Il existe même un terme, le scatological standoff (ou « face-à-face scatologique ») qui désigne le fait qu’une femme attende que sa voisine-de-cabine fasse caca en premier pour pouvoir déféquer, lorsque les deux se trouvent côte à côte, au travail. Il a été inventé par Sarah Albee, autrice du livre Poop Happened.
Et cette gêne n’est pas que mentale, selon la gastro-entérologue Robynne Chutkan, qui, dans une entrevue pour Terrafemina, affirme qu’il « existe de profondes différences entre les voies digestives féminine et masculine, à commencer par la densité du côlon, qui est plus long chez les femmes ». Moins facile pour elles, donc, de se soulager – en public ou pas.
Le problème est si répandu que certains parlent même du #pooptriarcat, qu’on pourrait traduire par quelque chose comme #patriarcaca?
Outre le stress, cette honte chez les femmes peut mener à des problèmes physiques. Elles affichent des taux plus élevés d’irritation du colon et de maladies inflammatoires de l’intestin, par exemple, et elles sont plus constipées que les hommes. Le problème est si répandu que certains parlent même du #pooptriarcat, qu’on pourrait traduire par quelque chose comme #patriarcaca? Les inégalités et les doubles standards qui suivent les femmes jusque sur le bol en disent long sur la société pensée par et pour les hommes. Comme si les femmes n’avaient pas déjà assez de merde à gérer, ont dit les journalistes Jessica Bennett et Amanda McCall.
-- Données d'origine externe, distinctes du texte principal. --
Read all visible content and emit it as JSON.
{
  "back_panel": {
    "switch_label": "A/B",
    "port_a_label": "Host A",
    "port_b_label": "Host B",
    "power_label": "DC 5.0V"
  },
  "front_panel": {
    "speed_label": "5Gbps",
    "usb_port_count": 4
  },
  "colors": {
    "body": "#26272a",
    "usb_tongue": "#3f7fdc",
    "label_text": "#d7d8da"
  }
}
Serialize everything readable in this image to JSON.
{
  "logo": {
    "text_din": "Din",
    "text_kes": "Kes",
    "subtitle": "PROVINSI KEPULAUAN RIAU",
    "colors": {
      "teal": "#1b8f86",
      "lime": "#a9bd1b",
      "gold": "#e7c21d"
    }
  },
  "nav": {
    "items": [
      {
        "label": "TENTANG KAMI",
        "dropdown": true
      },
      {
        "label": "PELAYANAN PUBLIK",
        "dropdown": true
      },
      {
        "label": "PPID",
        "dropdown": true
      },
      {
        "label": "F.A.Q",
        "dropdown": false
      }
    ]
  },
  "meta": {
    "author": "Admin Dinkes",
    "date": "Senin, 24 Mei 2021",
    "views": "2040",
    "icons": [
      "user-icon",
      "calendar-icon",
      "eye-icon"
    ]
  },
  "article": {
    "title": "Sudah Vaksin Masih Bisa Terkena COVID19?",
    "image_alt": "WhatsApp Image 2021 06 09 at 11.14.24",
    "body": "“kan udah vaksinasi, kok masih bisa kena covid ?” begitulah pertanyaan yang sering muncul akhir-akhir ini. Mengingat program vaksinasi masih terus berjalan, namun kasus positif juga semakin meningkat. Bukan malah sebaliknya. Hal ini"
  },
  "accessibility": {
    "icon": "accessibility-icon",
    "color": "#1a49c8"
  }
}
Comment remédier à la situation? En parler, premièrement. Dé-tabouiser la chose. Apprendre aux jeunes femmes qu’aller aux toilettes, c’est naturel. Demander de meilleurs w.c. à nos boss. Et, si on est un patron, avoir en tête nos employés – surtout nos employéEs – quand vient le temps de penser à l’architecture des cabinets d’aisances.
L’important, c’est de se rappeler qu’au bureau – ou ailleurs – tout le monde fait caca!